From the docs 1, 2, 3:

  • Process Health CheckingThe simplest form of health-checking is just process level health checking. The Kubelet constantly asks the Docker daemon if the container process is still running, and if not, the container process is restarted. In all of the Kubernetes examples you have run so far, this health checking was actually already enabled. It’s on for every single container that runs in Kubernetes

  • Kubernetes supports user implemented application health-checks. These checks are performed by the Kubelet to ensure that your application is operating correctly for a definition of “correctly” that you provide.

Currently, there are three types of application health checks that you can choose from:

  1. HTTP Health Checks - The Kubelet will call a web hook. If it returns between 200 and 399, it is considered success, failure otherwise. See health check examples here.
  2. Container Exec - The Kubelet will execute a command inside your container. If it exits with status 0 it will be considered a success. See health check examples here.
  3. TCP Socket - The Kubelet will attempt to open a socket to your container. If it can establish a connection, the container is considered healthy, if it can’t it is considered a failure.In all cases, if the Kubelet discovers a failure the container is restarted.

    • Node health checks

If the Status of the Ready condition [of a node] is “Unknown” or “False” for longer than the pod-eviction-timeout, an argument is passed to the kube-controller-manager and all of the Pods on the node are scheduled for deletion by the Node Controller. The default eviction timeout duration is five minutes. In some cases when the node is unreachable, the apiserver is unable to communicate with the kubelet on it. The decision to delete the pods cannot be communicated to the kubelet until it re-establishes communication with the apiserver. In the meantime, the pods which are scheduled for deletion may continue to run on the partitioned node

  • Application upgrades

Users expect applications to be available all the time and developers are expected to deploy new versions of them several times a day. In Kubernetes this is done with rolling updates. Rolling updates allow Deployments' update to take place with zero downtime by incrementally updating Pods instances with new ones. The new Pods will be scheduled on Nodes with available resources.

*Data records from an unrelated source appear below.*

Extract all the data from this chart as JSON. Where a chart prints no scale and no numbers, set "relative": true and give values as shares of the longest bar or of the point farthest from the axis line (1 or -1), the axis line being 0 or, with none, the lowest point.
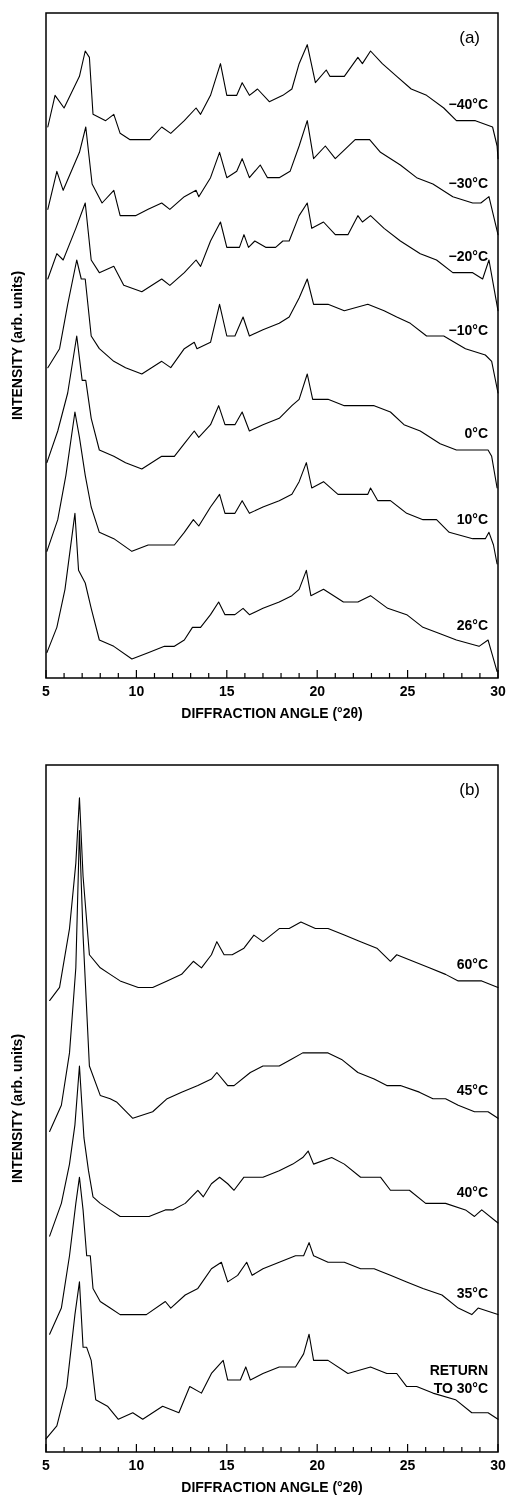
{
  "chart_data": [
    {
      "type": "line",
      "ylabel": "INTENSITY (arb. units)",
      "xlabel": "DIFFRACTION ANGLE (°2θ)",
      "annotations": [
        "(a)"
      ],
      "relative": true,
      "xlim": [
        5,
        30
      ],
      "xticks": [
        5,
        {
          "value": 6,
          "label": null
        },
        {
          "value": 7,
          "label": null
        },
        {
          "value": 8,
          "label": null
        },
        {
          "value": 9,
          "label": null
        },
        10,
        {
          "value": 11,
          "label": null
        },
        {
          "value": 12,
          "label": null
        },
        {
          "value": 13,
          "label": null
        },
        {
          "value": 14,
          "label": null
        },
        15,
        {
          "value": 16,
          "label": null
        },
        {
          "value": 17,
          "label": null
        },
        {
          "value": 18,
          "label": null
        },
        {
          "value": 19,
          "label": null
        },
        20,
        {
          "value": 21,
          "label": null
        },
        {
          "value": 22,
          "label": null
        },
        {
          "value": 23,
          "label": null
        },
        {
          "value": 24,
          "label": null
        },
        25,
        {
          "value": 26,
          "label": null
        },
        {
          "value": 27,
          "label": null
        },
        {
          "value": 28,
          "label": null
        },
        {
          "value": 29,
          "label": null
        },
        30
      ],
      "series": [
        {
          "name": "−40°C",
          "color": "#000000",
          "x": [
            5.1,
            5.5,
            6.0,
            6.85,
            7.17,
            7.4,
            7.6,
            8.3,
            8.75,
            9.1,
            9.65,
            10.75,
            11.4,
            11.9,
            12.65,
            13.3,
            13.55,
            14.1,
            14.65,
            15.0,
            15.55,
            15.85,
            16.25,
            16.7,
            17.35,
            18.1,
            18.6,
            19.0,
            19.45,
            19.9,
            20.5,
            20.7,
            21.5,
            22.25,
            22.5,
            22.95,
            23.6,
            24.4,
            25.2,
            26.05,
            27.0,
            27.7,
            28.75,
            29.7,
            29.95,
            30.0
          ],
          "values": [
            0.87,
            0.92,
            0.9,
            0.95,
            0.99,
            0.98,
            0.89,
            0.88,
            0.89,
            0.86,
            0.85,
            0.85,
            0.87,
            0.86,
            0.88,
            0.9,
            0.89,
            0.92,
            0.97,
            0.92,
            0.92,
            0.94,
            0.92,
            0.93,
            0.91,
            0.92,
            0.93,
            0.97,
            1.0,
            0.94,
            0.96,
            0.95,
            0.95,
            0.98,
            0.97,
            0.99,
            0.97,
            0.95,
            0.93,
            0.92,
            0.9,
            0.88,
            0.88,
            0.87,
            0.84,
            0.82
          ]
        },
        {
          "name": "−30°C",
          "color": "#000000",
          "x": [
            5.1,
            5.6,
            5.95,
            6.85,
            7.2,
            7.55,
            8.1,
            8.75,
            9.1,
            9.95,
            10.65,
            11.4,
            11.85,
            12.65,
            13.3,
            13.45,
            14.1,
            14.6,
            15.0,
            15.55,
            15.85,
            16.25,
            16.85,
            17.25,
            17.9,
            18.5,
            19.0,
            19.45,
            19.8,
            20.45,
            21.0,
            22.1,
            22.9,
            23.5,
            24.6,
            25.5,
            26.4,
            27.5,
            28.6,
            29.05,
            29.5,
            29.75,
            30.0
          ],
          "values": [
            0.74,
            0.8,
            0.77,
            0.83,
            0.87,
            0.78,
            0.75,
            0.77,
            0.73,
            0.73,
            0.74,
            0.75,
            0.74,
            0.76,
            0.77,
            0.76,
            0.79,
            0.83,
            0.79,
            0.8,
            0.82,
            0.79,
            0.81,
            0.79,
            0.79,
            0.8,
            0.84,
            0.88,
            0.82,
            0.84,
            0.82,
            0.85,
            0.85,
            0.83,
            0.81,
            0.79,
            0.78,
            0.76,
            0.75,
            0.75,
            0.76,
            0.73,
            0.7
          ]
        },
        {
          "name": "−20°C",
          "color": "#000000",
          "x": [
            5.1,
            5.6,
            5.95,
            6.65,
            7.17,
            7.5,
            7.95,
            8.75,
            9.3,
            10.3,
            11.4,
            11.85,
            12.65,
            13.3,
            13.55,
            14.1,
            14.65,
            15.0,
            15.7,
            15.95,
            16.2,
            16.55,
            17.15,
            17.7,
            18.1,
            18.45,
            19.0,
            19.45,
            19.7,
            20.35,
            21.0,
            21.7,
            22.25,
            22.5,
            22.95,
            23.7,
            24.6,
            25.7,
            26.6,
            27.5,
            28.6,
            29.15,
            29.5,
            29.75,
            30.0
          ],
          "values": [
            0.63,
            0.67,
            0.66,
            0.71,
            0.75,
            0.66,
            0.64,
            0.65,
            0.62,
            0.61,
            0.63,
            0.62,
            0.64,
            0.66,
            0.65,
            0.69,
            0.72,
            0.68,
            0.68,
            0.7,
            0.68,
            0.69,
            0.68,
            0.68,
            0.69,
            0.69,
            0.73,
            0.75,
            0.71,
            0.72,
            0.7,
            0.7,
            0.73,
            0.72,
            0.73,
            0.71,
            0.69,
            0.67,
            0.66,
            0.64,
            0.64,
            0.63,
            0.66,
            0.62,
            0.58
          ]
        },
        {
          "name": "−10°C",
          "color": "#000000",
          "x": [
            5.1,
            5.75,
            6.2,
            6.7,
            6.95,
            7.17,
            7.5,
            7.95,
            8.75,
            9.4,
            10.3,
            11.4,
            11.9,
            12.65,
            13.2,
            13.35,
            14.1,
            14.6,
            15.0,
            15.45,
            15.9,
            16.25,
            17.0,
            17.9,
            18.45,
            19.0,
            19.45,
            19.8,
            20.6,
            21.5,
            22.8,
            23.7,
            24.4,
            25.15,
            26.05,
            27.0,
            28.2,
            29.3,
            29.65,
            30.0
          ],
          "values": [
            0.49,
            0.52,
            0.59,
            0.66,
            0.63,
            0.63,
            0.54,
            0.52,
            0.5,
            0.49,
            0.48,
            0.5,
            0.49,
            0.52,
            0.53,
            0.52,
            0.53,
            0.59,
            0.54,
            0.54,
            0.57,
            0.54,
            0.55,
            0.56,
            0.57,
            0.6,
            0.63,
            0.59,
            0.59,
            0.58,
            0.59,
            0.58,
            0.57,
            0.56,
            0.54,
            0.54,
            0.52,
            0.51,
            0.5,
            0.45
          ]
        },
        {
          "name": "0°C",
          "color": "#000000",
          "x": [
            5.05,
            5.65,
            6.2,
            6.7,
            7.0,
            7.2,
            7.5,
            7.95,
            8.75,
            9.4,
            10.3,
            11.4,
            12.1,
            12.65,
            13.2,
            13.45,
            14.1,
            14.55,
            14.9,
            15.45,
            15.85,
            16.25,
            17.0,
            17.9,
            18.6,
            19.0,
            19.45,
            19.75,
            20.6,
            21.5,
            22.4,
            23.15,
            24.05,
            24.8,
            25.7,
            26.8,
            27.7,
            28.6,
            29.45,
            29.65,
            29.95
          ],
          "values": [
            0.34,
            0.39,
            0.45,
            0.54,
            0.47,
            0.47,
            0.41,
            0.36,
            0.35,
            0.34,
            0.33,
            0.35,
            0.35,
            0.37,
            0.39,
            0.38,
            0.4,
            0.43,
            0.4,
            0.4,
            0.42,
            0.39,
            0.4,
            0.41,
            0.43,
            0.44,
            0.48,
            0.44,
            0.44,
            0.43,
            0.43,
            0.43,
            0.42,
            0.4,
            0.39,
            0.37,
            0.36,
            0.36,
            0.36,
            0.35,
            0.3
          ]
        },
        {
          "name": "10°C",
          "color": "#000000",
          "x": [
            5.05,
            5.65,
            6.1,
            6.6,
            6.85,
            7.17,
            7.5,
            7.95,
            8.75,
            9.75,
            10.65,
            11.4,
            12.1,
            12.65,
            13.15,
            13.45,
            14.1,
            14.6,
            14.9,
            15.45,
            15.85,
            16.25,
            17.0,
            17.9,
            18.6,
            19.0,
            19.4,
            19.7,
            20.35,
            21.15,
            22.1,
            22.8,
            22.95,
            23.35,
            24.05,
            24.95,
            25.85,
            26.6,
            27.3,
            28.6,
            29.3,
            29.5,
            29.75,
            29.95
          ],
          "values": [
            0.2,
            0.25,
            0.32,
            0.42,
            0.38,
            0.32,
            0.27,
            0.23,
            0.22,
            0.2,
            0.21,
            0.21,
            0.21,
            0.23,
            0.25,
            0.24,
            0.27,
            0.29,
            0.26,
            0.26,
            0.28,
            0.26,
            0.27,
            0.28,
            0.29,
            0.31,
            0.34,
            0.3,
            0.31,
            0.29,
            0.29,
            0.29,
            0.3,
            0.28,
            0.28,
            0.26,
            0.25,
            0.25,
            0.23,
            0.22,
            0.22,
            0.23,
            0.21,
            0.18
          ]
        },
        {
          "name": "26°C",
          "color": "#000000",
          "x": [
            5.05,
            5.6,
            6.05,
            6.6,
            6.8,
            7.17,
            7.5,
            7.95,
            8.75,
            9.75,
            10.65,
            11.55,
            12.1,
            12.65,
            13.1,
            13.55,
            14.1,
            14.55,
            14.9,
            15.45,
            15.9,
            16.25,
            17.0,
            17.9,
            18.6,
            19.0,
            19.4,
            19.65,
            20.35,
            21.45,
            22.25,
            22.95,
            23.9,
            24.95,
            25.85,
            26.8,
            27.7,
            28.95,
            29.45,
            29.65,
            29.95
          ],
          "values": [
            0.04,
            0.08,
            0.14,
            0.26,
            0.17,
            0.15,
            0.11,
            0.06,
            0.05,
            0.03,
            0.04,
            0.05,
            0.05,
            0.06,
            0.08,
            0.08,
            0.1,
            0.12,
            0.1,
            0.1,
            0.11,
            0.1,
            0.11,
            0.12,
            0.13,
            0.14,
            0.17,
            0.13,
            0.14,
            0.12,
            0.12,
            0.13,
            0.11,
            0.1,
            0.08,
            0.07,
            0.06,
            0.05,
            0.06,
            0.04,
            0.01
          ]
        }
      ]
    },
    {
      "type": "line",
      "ylabel": "INTENSITY (arb. units)",
      "xlabel": "DIFFRACTION ANGLE (°2θ)",
      "annotations": [
        "(b)"
      ],
      "relative": true,
      "xlim": [
        5,
        30
      ],
      "xticks": [
        5,
        {
          "value": 6,
          "label": null
        },
        {
          "value": 7,
          "label": null
        },
        {
          "value": 8,
          "label": null
        },
        {
          "value": 9,
          "label": null
        },
        10,
        {
          "value": 11,
          "label": null
        },
        {
          "value": 12,
          "label": null
        },
        {
          "value": 13,
          "label": null
        },
        {
          "value": 14,
          "label": null
        },
        15,
        {
          "value": 16,
          "label": null
        },
        {
          "value": 17,
          "label": null
        },
        {
          "value": 18,
          "label": null
        },
        {
          "value": 19,
          "label": null
        },
        20,
        {
          "value": 21,
          "label": null
        },
        {
          "value": 22,
          "label": null
        },
        {
          "value": 23,
          "label": null
        },
        {
          "value": 24,
          "label": null
        },
        25,
        {
          "value": 26,
          "label": null
        },
        {
          "value": 27,
          "label": null
        },
        {
          "value": 28,
          "label": null
        },
        {
          "value": 29,
          "label": null
        },
        30
      ],
      "series": [
        {
          "name": "60°C",
          "color": "#000000",
          "x": [
            5.2,
            5.75,
            6.3,
            6.65,
            6.85,
            7.05,
            7.4,
            8.0,
            8.55,
            9.1,
            10.1,
            10.9,
            11.7,
            12.5,
            13.15,
            13.6,
            14.15,
            14.45,
            14.85,
            15.3,
            15.95,
            16.5,
            17.0,
            17.9,
            18.45,
            19.1,
            19.9,
            20.6,
            21.5,
            22.4,
            23.3,
            24.05,
            24.4,
            25.3,
            26.2,
            27.1,
            27.8,
            28.55,
            29.1,
            30.0
          ],
          "values": [
            0.69,
            0.71,
            0.8,
            0.9,
            1.0,
            0.88,
            0.76,
            0.74,
            0.73,
            0.72,
            0.71,
            0.71,
            0.72,
            0.73,
            0.75,
            0.74,
            0.76,
            0.78,
            0.76,
            0.76,
            0.77,
            0.79,
            0.78,
            0.8,
            0.8,
            0.81,
            0.8,
            0.8,
            0.79,
            0.78,
            0.77,
            0.75,
            0.76,
            0.75,
            0.74,
            0.73,
            0.72,
            0.72,
            0.72,
            0.71
          ]
        },
        {
          "name": "45°C",
          "color": "#000000",
          "x": [
            5.2,
            5.85,
            6.3,
            6.65,
            6.85,
            7.05,
            7.4,
            8.0,
            8.55,
            8.9,
            9.8,
            10.9,
            11.7,
            12.5,
            13.4,
            14.15,
            14.45,
            15.05,
            15.4,
            16.3,
            17.0,
            17.9,
            18.55,
            19.2,
            19.9,
            20.6,
            21.35,
            22.25,
            23.15,
            23.85,
            24.6,
            25.65,
            26.4,
            27.1,
            27.8,
            28.7,
            29.45,
            30.0
          ],
          "values": [
            0.49,
            0.53,
            0.61,
            0.74,
            0.95,
            0.79,
            0.59,
            0.545,
            0.54,
            0.535,
            0.51,
            0.52,
            0.54,
            0.55,
            0.56,
            0.57,
            0.58,
            0.56,
            0.56,
            0.58,
            0.59,
            0.59,
            0.6,
            0.61,
            0.61,
            0.61,
            0.6,
            0.58,
            0.57,
            0.56,
            0.56,
            0.55,
            0.54,
            0.54,
            0.53,
            0.52,
            0.52,
            0.51
          ]
        },
        {
          "name": "40°C",
          "color": "#000000",
          "x": [
            5.2,
            5.85,
            6.3,
            6.6,
            6.85,
            7.1,
            7.35,
            7.6,
            8.0,
            8.55,
            9.1,
            9.8,
            10.7,
            11.6,
            12.0,
            12.7,
            13.4,
            13.7,
            14.15,
            14.6,
            15.05,
            15.4,
            15.95,
            17.0,
            17.9,
            18.65,
            19.2,
            19.5,
            19.8,
            20.8,
            21.5,
            22.4,
            23.5,
            24.05,
            25.1,
            26.0,
            27.1,
            28.2,
            28.7,
            29.1,
            30.0
          ],
          "values": [
            0.33,
            0.38,
            0.44,
            0.5,
            0.59,
            0.48,
            0.43,
            0.39,
            0.38,
            0.37,
            0.36,
            0.36,
            0.36,
            0.37,
            0.37,
            0.38,
            0.4,
            0.39,
            0.41,
            0.42,
            0.41,
            0.4,
            0.42,
            0.42,
            0.43,
            0.44,
            0.45,
            0.46,
            0.44,
            0.45,
            0.44,
            0.42,
            0.42,
            0.4,
            0.4,
            0.38,
            0.38,
            0.37,
            0.36,
            0.37,
            0.35
          ]
        },
        {
          "name": "35°C",
          "color": "#000000",
          "x": [
            5.2,
            5.85,
            6.3,
            6.65,
            6.85,
            7.05,
            7.25,
            7.45,
            7.6,
            8.0,
            8.55,
            9.1,
            10.0,
            10.55,
            11.6,
            11.9,
            12.7,
            13.4,
            14.15,
            14.7,
            15.05,
            15.6,
            16.1,
            16.4,
            17.0,
            17.9,
            18.8,
            19.25,
            19.55,
            19.8,
            20.6,
            21.5,
            22.4,
            23.15,
            24.05,
            24.95,
            25.85,
            26.9,
            27.8,
            28.55,
            28.9,
            30.0
          ],
          "values": [
            0.18,
            0.22,
            0.3,
            0.38,
            0.42,
            0.37,
            0.3,
            0.3,
            0.25,
            0.23,
            0.22,
            0.21,
            0.21,
            0.21,
            0.23,
            0.22,
            0.24,
            0.25,
            0.28,
            0.29,
            0.26,
            0.27,
            0.29,
            0.27,
            0.28,
            0.29,
            0.3,
            0.3,
            0.32,
            0.3,
            0.29,
            0.29,
            0.28,
            0.28,
            0.27,
            0.26,
            0.25,
            0.24,
            0.22,
            0.21,
            0.22,
            0.21
          ]
        },
        {
          "name": "RETURN TO 30°C",
          "color": "#000000",
          "x": [
            5.0,
            5.6,
            6.15,
            6.6,
            6.85,
            7.05,
            7.25,
            7.5,
            7.75,
            8.4,
            9.0,
            9.8,
            10.35,
            11.45,
            12.35,
            12.95,
            13.6,
            14.15,
            14.8,
            15.05,
            15.75,
            16.05,
            16.3,
            17.0,
            17.9,
            18.8,
            19.25,
            19.55,
            19.8,
            20.6,
            21.7,
            22.95,
            23.85,
            24.4,
            24.95,
            25.5,
            26.4,
            27.65,
            28.55,
            29.45,
            30.0
          ],
          "values": [
            0.02,
            0.04,
            0.1,
            0.21,
            0.26,
            0.16,
            0.16,
            0.14,
            0.08,
            0.07,
            0.05,
            0.06,
            0.05,
            0.07,
            0.06,
            0.1,
            0.09,
            0.12,
            0.14,
            0.11,
            0.11,
            0.13,
            0.11,
            0.12,
            0.13,
            0.13,
            0.15,
            0.18,
            0.14,
            0.14,
            0.12,
            0.13,
            0.12,
            0.12,
            0.1,
            0.1,
            0.09,
            0.08,
            0.06,
            0.06,
            0.05
          ]
        }
      ]
    }
  ]
}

Those abstractions don't currently exist in kubernetes, though the desired behaviors can often be achieved in an automated fashion.

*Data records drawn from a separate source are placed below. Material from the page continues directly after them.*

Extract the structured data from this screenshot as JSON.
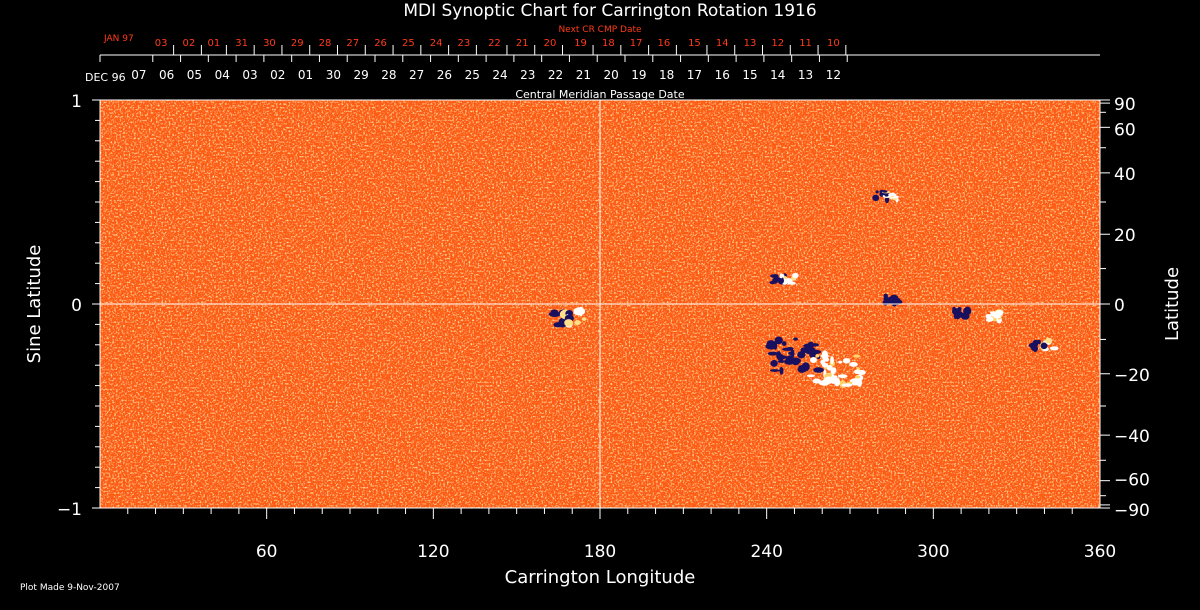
{
  "chart_data": {
    "type": "heatmap",
    "title": "MDI Synoptic Chart for Carrington Rotation 1916",
    "xlabel": "Carrington Longitude",
    "ylabel_left": "Sine Latitude",
    "ylabel_right": "Latitude",
    "xlim": [
      0,
      360
    ],
    "ylim_sine": [
      -1,
      1
    ],
    "x_ticks": [
      "60",
      "120",
      "180",
      "240",
      "300",
      "360"
    ],
    "y_left_ticks": [
      "1",
      "0",
      "−1"
    ],
    "y_right_ticks": [
      "90",
      "60",
      "40",
      "20",
      "0",
      "−20",
      "−40",
      "−60",
      "−90"
    ],
    "y_right_tick_values": [
      90,
      60,
      40,
      20,
      0,
      -20,
      -40,
      -60,
      -90
    ],
    "top_axis_label": "Central Meridian Passage Date",
    "top_axis_start_label": "DEC 96",
    "top_axis_dates": [
      "07",
      "06",
      "05",
      "04",
      "03",
      "02",
      "01",
      "30",
      "29",
      "28",
      "27",
      "26",
      "25",
      "24",
      "23",
      "22",
      "21",
      "20",
      "19",
      "18",
      "17",
      "16",
      "15",
      "14",
      "13",
      "12"
    ],
    "top_axis_dates_x": [
      14,
      24,
      34,
      44,
      54,
      64,
      74,
      84,
      94,
      104,
      114,
      124,
      134,
      144,
      154,
      164,
      174,
      184,
      194,
      204,
      214,
      224,
      234,
      244,
      254,
      264
    ],
    "next_cr_label": "Next CR CMP Date",
    "next_cr_start_label": "JAN 97",
    "next_cr_dates": [
      "03",
      "02",
      "01",
      "31",
      "30",
      "29",
      "28",
      "27",
      "26",
      "25",
      "24",
      "23",
      "22",
      "21",
      "20",
      "19",
      "18",
      "17",
      "16",
      "15",
      "14",
      "13",
      "12",
      "11",
      "10"
    ],
    "next_cr_dates_x": [
      22,
      32,
      41,
      51,
      61,
      71,
      81,
      91,
      101,
      111,
      121,
      131,
      142,
      152,
      162,
      173,
      183,
      193,
      203,
      214,
      224,
      234,
      244,
      254,
      264
    ],
    "regions": [
      {
        "lon": 168,
        "sinlat": -0.07,
        "polarity": "mixed"
      },
      {
        "lon": 246,
        "sinlat": 0.12,
        "polarity": "mixed"
      },
      {
        "lon": 283,
        "sinlat": 0.53,
        "polarity": "mixed"
      },
      {
        "lon": 285,
        "sinlat": 0.02,
        "polarity": "negative"
      },
      {
        "lon": 340,
        "sinlat": -0.2,
        "polarity": "mixed"
      },
      {
        "lon": 310,
        "sinlat": -0.04,
        "polarity": "negative"
      },
      {
        "lon": 322,
        "sinlat": -0.06,
        "polarity": "positive"
      },
      {
        "lon": 250,
        "sinlat": -0.25,
        "polarity": "negative"
      },
      {
        "lon": 265,
        "sinlat": -0.32,
        "polarity": "positive"
      }
    ],
    "colors": {
      "background": "#ff5a0f",
      "positive": "#ffffff",
      "negative": "#1a1060",
      "axis": "#ffffff",
      "secondary_text": "#ff3b1a"
    },
    "grid": "center lines at longitude 180 and latitude 0"
  },
  "footer": {
    "plot_made": "Plot Made  9-Nov-2007"
  }
}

The meta-model for kubernetes involves agents (called Controllers and Operators) continuously watching events and configuration on the cluster and gradually reconciling cluster state with the Controller's declarative configuration. The sudden loss of a Node hosting Pods will result in the IPs corresponding to the lost Pods being removed from Services and ReplicationControllers for those Pods spinning up new versions on other Nodes, ensuring otherwise that co- and anti-scheduling constraints are met.

Similarly, application upgrades usually occur through changes to a Deployment, which results in new Pods being scheduled and old Pods being unscheduled in an automated, gradual manner.

Custom declarative configurations are now possible with CustomResourceDefinitions, so this model is extensible. The underlying primitives and machinery are there for someone to introduce top level declarative abstractions like FailureDomains and UpgradeDomains, managed by custom Operators.

The kube ecosystem is so enormous and moving so quickly that something like this will likely emerge, and will also likely be met by competitor concepts.

Bottom line for a plant owner considering adoption is that Kubernetes is really still a toolsmith's world. There are an enormous number of tools, and a similarly enormous amount of unfinished product.